J. L B : Que pensez-vous de la version officielle, que le massacre d’Acteal serait le résultat d’une guerre fratricide, de religions ?
A. Aubry : C’est complètement ridicule, l’ex-Prédident municipal de Chenahlo qui est actuellement en prison est évangéliste et l’actuel Président du Conseil autonome de Polho fait partie de cette même église évangélique. Ce n’est pas du tout une guerre de religion, ils sont de la même religion et ils se tirent dessus. Il n’y a pas de motifs religieux, c’est de l’imagination grotesque pour essayer de dissimuler la véritable explication, ça fait partie du camouflage. Alors, c’est peut-être de bonne foi, mais si c’est de bonne foi, c’est que ce sont des imbéciles, et s’ils sont pas imbéciles, c’est de la mauvaise foi.

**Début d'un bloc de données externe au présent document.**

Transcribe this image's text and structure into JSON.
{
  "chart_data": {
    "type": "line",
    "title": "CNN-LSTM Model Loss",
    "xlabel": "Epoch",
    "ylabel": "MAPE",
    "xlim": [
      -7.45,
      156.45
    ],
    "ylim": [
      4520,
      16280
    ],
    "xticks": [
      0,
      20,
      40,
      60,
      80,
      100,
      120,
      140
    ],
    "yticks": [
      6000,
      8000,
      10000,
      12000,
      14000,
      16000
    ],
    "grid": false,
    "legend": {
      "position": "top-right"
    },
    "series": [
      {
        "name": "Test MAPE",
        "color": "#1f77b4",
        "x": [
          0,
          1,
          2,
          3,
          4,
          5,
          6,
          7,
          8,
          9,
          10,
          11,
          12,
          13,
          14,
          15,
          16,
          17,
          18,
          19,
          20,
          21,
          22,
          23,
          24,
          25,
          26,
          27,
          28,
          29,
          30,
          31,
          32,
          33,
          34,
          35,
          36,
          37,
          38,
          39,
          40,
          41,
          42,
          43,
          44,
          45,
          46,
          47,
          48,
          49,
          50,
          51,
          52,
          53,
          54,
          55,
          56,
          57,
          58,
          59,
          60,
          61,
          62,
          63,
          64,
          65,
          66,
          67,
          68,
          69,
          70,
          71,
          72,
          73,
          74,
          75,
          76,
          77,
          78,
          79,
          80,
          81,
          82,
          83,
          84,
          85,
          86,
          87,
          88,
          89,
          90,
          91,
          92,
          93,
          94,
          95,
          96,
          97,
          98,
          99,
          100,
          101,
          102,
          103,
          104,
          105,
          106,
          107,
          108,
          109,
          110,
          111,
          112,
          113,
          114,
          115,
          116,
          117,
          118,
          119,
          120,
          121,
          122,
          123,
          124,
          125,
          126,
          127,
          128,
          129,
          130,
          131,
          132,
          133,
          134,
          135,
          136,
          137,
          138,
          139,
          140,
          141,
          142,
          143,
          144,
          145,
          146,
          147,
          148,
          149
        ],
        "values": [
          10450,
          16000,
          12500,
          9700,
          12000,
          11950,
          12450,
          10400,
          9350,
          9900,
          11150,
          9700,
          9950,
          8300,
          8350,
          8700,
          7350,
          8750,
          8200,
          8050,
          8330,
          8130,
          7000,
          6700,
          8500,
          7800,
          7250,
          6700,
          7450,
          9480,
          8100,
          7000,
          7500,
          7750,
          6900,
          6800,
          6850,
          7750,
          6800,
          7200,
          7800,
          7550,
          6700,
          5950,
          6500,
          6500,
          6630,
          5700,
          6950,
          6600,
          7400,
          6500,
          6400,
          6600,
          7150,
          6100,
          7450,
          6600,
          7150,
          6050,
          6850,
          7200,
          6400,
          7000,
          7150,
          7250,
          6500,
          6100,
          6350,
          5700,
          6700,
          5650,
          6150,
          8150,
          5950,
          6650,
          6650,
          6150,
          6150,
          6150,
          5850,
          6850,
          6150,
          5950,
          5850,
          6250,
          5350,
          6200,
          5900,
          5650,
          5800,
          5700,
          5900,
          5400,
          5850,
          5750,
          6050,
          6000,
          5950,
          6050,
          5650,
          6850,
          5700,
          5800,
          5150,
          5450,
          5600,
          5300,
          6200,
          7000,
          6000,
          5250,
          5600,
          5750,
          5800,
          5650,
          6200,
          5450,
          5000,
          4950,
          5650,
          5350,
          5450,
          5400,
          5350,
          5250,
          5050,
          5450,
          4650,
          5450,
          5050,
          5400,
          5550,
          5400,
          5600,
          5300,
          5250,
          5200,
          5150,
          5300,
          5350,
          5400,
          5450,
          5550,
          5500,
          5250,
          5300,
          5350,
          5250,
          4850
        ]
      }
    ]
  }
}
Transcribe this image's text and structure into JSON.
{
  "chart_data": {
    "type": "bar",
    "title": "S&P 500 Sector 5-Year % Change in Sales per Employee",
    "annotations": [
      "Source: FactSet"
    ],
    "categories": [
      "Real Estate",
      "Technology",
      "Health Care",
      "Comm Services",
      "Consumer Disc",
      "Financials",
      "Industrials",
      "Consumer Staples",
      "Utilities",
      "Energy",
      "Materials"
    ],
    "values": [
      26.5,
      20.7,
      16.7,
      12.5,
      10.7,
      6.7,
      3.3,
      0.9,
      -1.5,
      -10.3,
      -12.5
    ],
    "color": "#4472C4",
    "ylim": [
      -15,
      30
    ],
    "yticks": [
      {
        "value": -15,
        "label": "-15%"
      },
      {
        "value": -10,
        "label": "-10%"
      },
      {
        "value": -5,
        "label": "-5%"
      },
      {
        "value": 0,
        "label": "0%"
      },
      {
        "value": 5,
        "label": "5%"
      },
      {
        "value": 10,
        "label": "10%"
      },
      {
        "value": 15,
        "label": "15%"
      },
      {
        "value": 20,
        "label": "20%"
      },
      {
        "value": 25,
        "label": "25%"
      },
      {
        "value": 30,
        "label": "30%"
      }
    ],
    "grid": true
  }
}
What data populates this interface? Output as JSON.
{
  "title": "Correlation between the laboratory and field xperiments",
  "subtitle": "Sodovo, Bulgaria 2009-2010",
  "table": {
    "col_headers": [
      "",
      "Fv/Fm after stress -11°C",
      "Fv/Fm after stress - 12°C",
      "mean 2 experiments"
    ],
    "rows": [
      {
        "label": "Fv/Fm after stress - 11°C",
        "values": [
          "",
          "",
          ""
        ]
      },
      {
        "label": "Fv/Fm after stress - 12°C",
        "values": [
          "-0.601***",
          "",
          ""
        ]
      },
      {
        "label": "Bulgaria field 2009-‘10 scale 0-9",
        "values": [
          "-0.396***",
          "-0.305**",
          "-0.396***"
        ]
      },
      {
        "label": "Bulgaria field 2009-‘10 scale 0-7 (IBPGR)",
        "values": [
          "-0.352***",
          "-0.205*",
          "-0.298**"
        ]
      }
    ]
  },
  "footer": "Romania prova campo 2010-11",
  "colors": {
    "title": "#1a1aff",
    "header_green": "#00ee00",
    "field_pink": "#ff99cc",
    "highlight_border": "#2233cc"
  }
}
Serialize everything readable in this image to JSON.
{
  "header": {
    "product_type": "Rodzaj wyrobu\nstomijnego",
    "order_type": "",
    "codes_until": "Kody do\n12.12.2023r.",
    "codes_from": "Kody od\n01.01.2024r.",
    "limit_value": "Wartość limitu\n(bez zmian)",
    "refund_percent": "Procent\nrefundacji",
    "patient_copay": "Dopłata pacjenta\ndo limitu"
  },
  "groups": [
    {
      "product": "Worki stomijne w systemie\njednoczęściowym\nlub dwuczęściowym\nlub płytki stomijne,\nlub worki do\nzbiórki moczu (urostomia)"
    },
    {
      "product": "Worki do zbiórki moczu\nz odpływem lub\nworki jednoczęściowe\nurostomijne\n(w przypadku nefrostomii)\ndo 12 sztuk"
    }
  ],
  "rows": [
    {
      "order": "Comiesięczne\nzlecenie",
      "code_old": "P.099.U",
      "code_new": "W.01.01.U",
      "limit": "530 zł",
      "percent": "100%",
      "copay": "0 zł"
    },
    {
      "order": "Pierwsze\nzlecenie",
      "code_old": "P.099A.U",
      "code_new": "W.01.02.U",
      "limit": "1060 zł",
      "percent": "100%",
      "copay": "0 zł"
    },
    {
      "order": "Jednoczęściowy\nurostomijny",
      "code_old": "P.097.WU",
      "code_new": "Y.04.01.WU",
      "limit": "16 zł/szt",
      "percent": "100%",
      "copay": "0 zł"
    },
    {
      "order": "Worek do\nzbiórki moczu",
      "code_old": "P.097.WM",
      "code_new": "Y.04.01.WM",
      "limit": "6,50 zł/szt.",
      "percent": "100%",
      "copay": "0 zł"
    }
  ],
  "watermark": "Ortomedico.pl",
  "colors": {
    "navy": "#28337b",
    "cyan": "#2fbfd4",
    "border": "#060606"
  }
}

J. L B : Quant à une guerre interethnique ?
A. Aubry : La communauté, c’est un mythe. C’est fini, il n’y a pas un seul membre du PRI (Parti Révolutionnaire Institutionnel, le parti au pouvoir depuis plus de 60 ans) qui n’est pas de parent, de gendre ou de neveu qui soit zapatiste. Dans les familles catholiques, on trouve également des évangélistes. L’unité se fait toute seule. En général, c’est la nouvelle génération qui est zapatiste.

J. L B : Quel rôle ont joué les autorités dans le massacre d’Acteal ?
A. Aubry : La caserne de l’armée est à quelques kilomètres d’Acteal, une demi-heure de voiture, le poste de police à dix minutes, et les deux étaient sur les lieux. Il existe des vidéos qui le montrent, il y a des preuves. Ils étaient sur place pendant le déroulement du massacre.

J.L B : Il n’y a aucune intervention de leur part ?
A. Aubry : Il y a eu une intervention de la police qui a commencé à tirer en l’air, quand ils ont vu que les autres ça ne les ébranlait pas, ils ont regardé.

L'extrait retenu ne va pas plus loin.